Did you all the favor of waiting for the strip to drop today. And while I’m very happy it isn’t more Mort and Funky hilarious sexual hijinks, this installment could have been generated by a computer program that has been fed Funky Winkerbean trope data. In just one strip we have:

– Stupid, slacking, adolescents.
– Magically cured old people.
– The visual stumpy residue of former ‘prestige’ arc trauma.
– Mansplaining.
– Dinkle shouting.
– Self-Satisfied Smirking.
– Deadpan Sardonicism.
– G2 Funkyverse characters being too passive and flat to live up to the wacky excess G1 Funkyverse characters.
– Lovingly rendered bricks.

Well, it’s been a real blast dealing with all this hot and heavy material for the last couple weeks, but Epicus takes over on Monday to see us through the Holiday Season. I sincerely hope that all you fellow StuckFunkyians have Merry Christmases, and safe fun New Year’s. And I sarcastically hope that next year is a better year for Funkyverse.

Thanks for everything TF Hackett and Epicus Doomus do to keep this fun little blog chugging along. Merry Christmas to all! And to all a good night!

#NotAllMen.

Link to Today’s Comic.

See everyone! Funky fixed himself a cup of cocoa.

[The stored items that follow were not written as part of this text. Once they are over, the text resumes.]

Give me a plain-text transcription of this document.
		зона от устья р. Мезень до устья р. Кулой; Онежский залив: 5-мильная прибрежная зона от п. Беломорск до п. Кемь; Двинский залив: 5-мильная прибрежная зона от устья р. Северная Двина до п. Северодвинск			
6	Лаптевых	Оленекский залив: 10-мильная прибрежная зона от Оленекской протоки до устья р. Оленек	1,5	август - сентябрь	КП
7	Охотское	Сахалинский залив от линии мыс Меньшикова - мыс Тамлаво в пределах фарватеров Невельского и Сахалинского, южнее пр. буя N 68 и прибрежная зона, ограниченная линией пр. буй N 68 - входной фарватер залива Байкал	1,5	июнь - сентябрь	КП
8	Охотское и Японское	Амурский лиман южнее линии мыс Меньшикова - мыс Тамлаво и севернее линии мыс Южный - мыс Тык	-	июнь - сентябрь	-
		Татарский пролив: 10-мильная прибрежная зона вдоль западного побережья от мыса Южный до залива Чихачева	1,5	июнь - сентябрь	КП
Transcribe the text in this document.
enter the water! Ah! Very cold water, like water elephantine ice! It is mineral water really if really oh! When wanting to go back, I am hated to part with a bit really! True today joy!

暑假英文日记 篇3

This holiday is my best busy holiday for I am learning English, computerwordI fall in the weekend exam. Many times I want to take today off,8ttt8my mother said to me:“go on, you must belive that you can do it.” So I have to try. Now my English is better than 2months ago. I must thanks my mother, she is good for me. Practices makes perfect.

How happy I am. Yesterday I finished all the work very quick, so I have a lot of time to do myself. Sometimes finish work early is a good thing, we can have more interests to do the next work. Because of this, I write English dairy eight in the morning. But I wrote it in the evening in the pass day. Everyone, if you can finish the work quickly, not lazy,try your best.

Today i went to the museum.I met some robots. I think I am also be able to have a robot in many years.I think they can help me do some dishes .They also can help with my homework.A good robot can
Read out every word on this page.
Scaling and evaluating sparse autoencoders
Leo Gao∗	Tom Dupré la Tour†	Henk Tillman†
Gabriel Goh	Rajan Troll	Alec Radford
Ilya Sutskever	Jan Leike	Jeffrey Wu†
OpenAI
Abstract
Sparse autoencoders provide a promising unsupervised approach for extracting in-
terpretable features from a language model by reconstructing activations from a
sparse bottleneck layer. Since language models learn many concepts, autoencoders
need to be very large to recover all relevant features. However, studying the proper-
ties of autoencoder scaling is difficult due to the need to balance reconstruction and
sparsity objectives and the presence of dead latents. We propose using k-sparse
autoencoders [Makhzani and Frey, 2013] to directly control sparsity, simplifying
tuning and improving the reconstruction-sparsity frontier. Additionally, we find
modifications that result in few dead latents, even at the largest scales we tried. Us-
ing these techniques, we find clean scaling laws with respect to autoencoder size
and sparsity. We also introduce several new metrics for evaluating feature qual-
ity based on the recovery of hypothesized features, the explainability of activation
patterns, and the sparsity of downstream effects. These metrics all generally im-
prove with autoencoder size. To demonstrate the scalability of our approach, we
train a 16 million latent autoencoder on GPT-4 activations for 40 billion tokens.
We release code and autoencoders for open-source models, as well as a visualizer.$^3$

You can now all stop complaining about Funkyverse females being subservient beverage providers. Because the fact that the women brought cocoa was the real issue here, and not the fact that lacking a Y-chromosome relegates you to a background fixture serving as a bland chorus of reacting to men.

I’m really really really tired of writing about Mort Winkerbean. Especially about Mort Winkerbean the ‘Alzheimer’s’ patient who now can magically talk, walk, reason, and remember past events. I had a grandma who had Alzheimer’s, and believe it or not, Mort stories 10 years ago captured a hint of the pathos involved with having relatives with dementia.

Which makes seeing Mort magically resurrected a huge f**k you to the audience he was earlier pandering to. If I could tell Tom Batiuk one thing, it is that it is infinitely more offensive to magically cure a ‘disabled’ person that you created to abuse for a ‘topical’ storyline designed to milk other people’s pain for your profit and praise, than it would be to just have them hit by a bus.